武勇で天下は取れても、天下を治めることはできない

「馬上で天下を取ったとしても、馬上で天下は治められない」という言葉がある。いくら武勇に優れていても、平定することはできても、国を統治することはできないというのである。ここに創業と守成の大きな相違を見出すことができる。

守屋洋著、プレジデント書籍編集部編『「貞観政要」がやさしく学べるノート』(プレジデント社)

漢(かん)の高祖劉邦(りょうほう)はライバルの項羽を倒して漢王朝を興して皇帝の位につくが、7年後、体調を崩して病の床についた。病状は日に日に悪化し、心配した皇后の呂后(りょこう)が、名医を探し出して診察にあたらせた。

ひととおり診察が終わったところで、劉邦が自分の病状を尋ねたところ、医者は笑って「きっとよくなります」と慰めた。ところが、劉邦は声を荒らげ、「天下を取れたのも天命なら、今こうして死んでいくのも天命、この天命だけはどんな名医もどうすることもできない」といって、治療をさせず褒美(ほうび)だけを与えて医者をさがらせたという。
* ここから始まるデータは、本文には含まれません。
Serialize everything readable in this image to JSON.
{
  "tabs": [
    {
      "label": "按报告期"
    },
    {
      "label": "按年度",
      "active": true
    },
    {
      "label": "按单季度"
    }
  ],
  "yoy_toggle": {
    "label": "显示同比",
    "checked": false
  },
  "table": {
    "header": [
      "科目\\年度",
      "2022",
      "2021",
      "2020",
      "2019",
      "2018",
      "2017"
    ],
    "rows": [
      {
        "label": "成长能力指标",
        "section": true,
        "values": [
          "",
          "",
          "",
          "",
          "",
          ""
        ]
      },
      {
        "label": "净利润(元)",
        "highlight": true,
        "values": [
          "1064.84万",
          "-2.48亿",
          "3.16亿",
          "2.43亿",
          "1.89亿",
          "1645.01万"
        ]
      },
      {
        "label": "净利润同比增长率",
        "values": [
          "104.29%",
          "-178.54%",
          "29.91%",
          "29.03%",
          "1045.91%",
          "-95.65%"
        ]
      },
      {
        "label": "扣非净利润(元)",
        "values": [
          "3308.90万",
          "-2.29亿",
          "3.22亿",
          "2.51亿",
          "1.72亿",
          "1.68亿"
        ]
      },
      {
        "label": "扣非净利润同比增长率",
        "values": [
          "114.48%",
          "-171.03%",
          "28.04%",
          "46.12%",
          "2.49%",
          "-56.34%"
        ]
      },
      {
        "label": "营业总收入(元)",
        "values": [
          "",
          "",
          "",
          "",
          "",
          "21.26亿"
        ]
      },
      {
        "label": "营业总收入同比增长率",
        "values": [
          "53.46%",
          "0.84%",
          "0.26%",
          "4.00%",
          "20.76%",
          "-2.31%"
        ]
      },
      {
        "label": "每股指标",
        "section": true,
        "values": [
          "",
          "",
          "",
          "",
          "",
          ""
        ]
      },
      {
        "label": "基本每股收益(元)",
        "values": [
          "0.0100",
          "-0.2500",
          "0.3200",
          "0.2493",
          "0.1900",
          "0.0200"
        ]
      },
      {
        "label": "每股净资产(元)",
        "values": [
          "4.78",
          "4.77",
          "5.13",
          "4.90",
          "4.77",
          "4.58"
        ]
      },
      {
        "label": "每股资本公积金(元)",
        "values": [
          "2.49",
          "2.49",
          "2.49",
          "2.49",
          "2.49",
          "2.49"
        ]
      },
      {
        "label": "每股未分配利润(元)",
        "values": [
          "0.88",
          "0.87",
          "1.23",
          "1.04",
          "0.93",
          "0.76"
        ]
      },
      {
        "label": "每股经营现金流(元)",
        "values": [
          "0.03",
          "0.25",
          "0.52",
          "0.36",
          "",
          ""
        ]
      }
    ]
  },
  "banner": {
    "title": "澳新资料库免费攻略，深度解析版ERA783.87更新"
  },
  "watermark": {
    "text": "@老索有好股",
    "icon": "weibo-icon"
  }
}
一介の庶民から身を起こし、「天下を取れたのは天命だ」というのは、噛み砕いていえば、天下を取れたのは努力や能力が優れていたからではなく、運がよかったからだということにほかならない。これは劉邦の偽りのない実感だったことだろう。

松下電器(現パナソニック)の創業者である松下幸之助も、同じようなことを語っている。あるとき「あなたがこれほどの成功をおさめた理由はなんですか」と聞かれて、「いやなに、人様よりも少しばかり運がよかっただけですよ」と答えたといわれている。

こうした感慨は、創業の経営者が成功した後で過去を振り返ったとき、共通しておぼえるものかもしれない。もちろん、その人が謙虚な人物であればという前提はつくが……。

いずれにしても、創業してあらゆる困難を乗り越えて成功にたどりつくには、得体の知れない不確定な要素である「運」というものがかかわってくることは、認めざるをえない。だから創業には、誰にでもあてはまるような共通の成功法則など、容易に見つけだせないのである。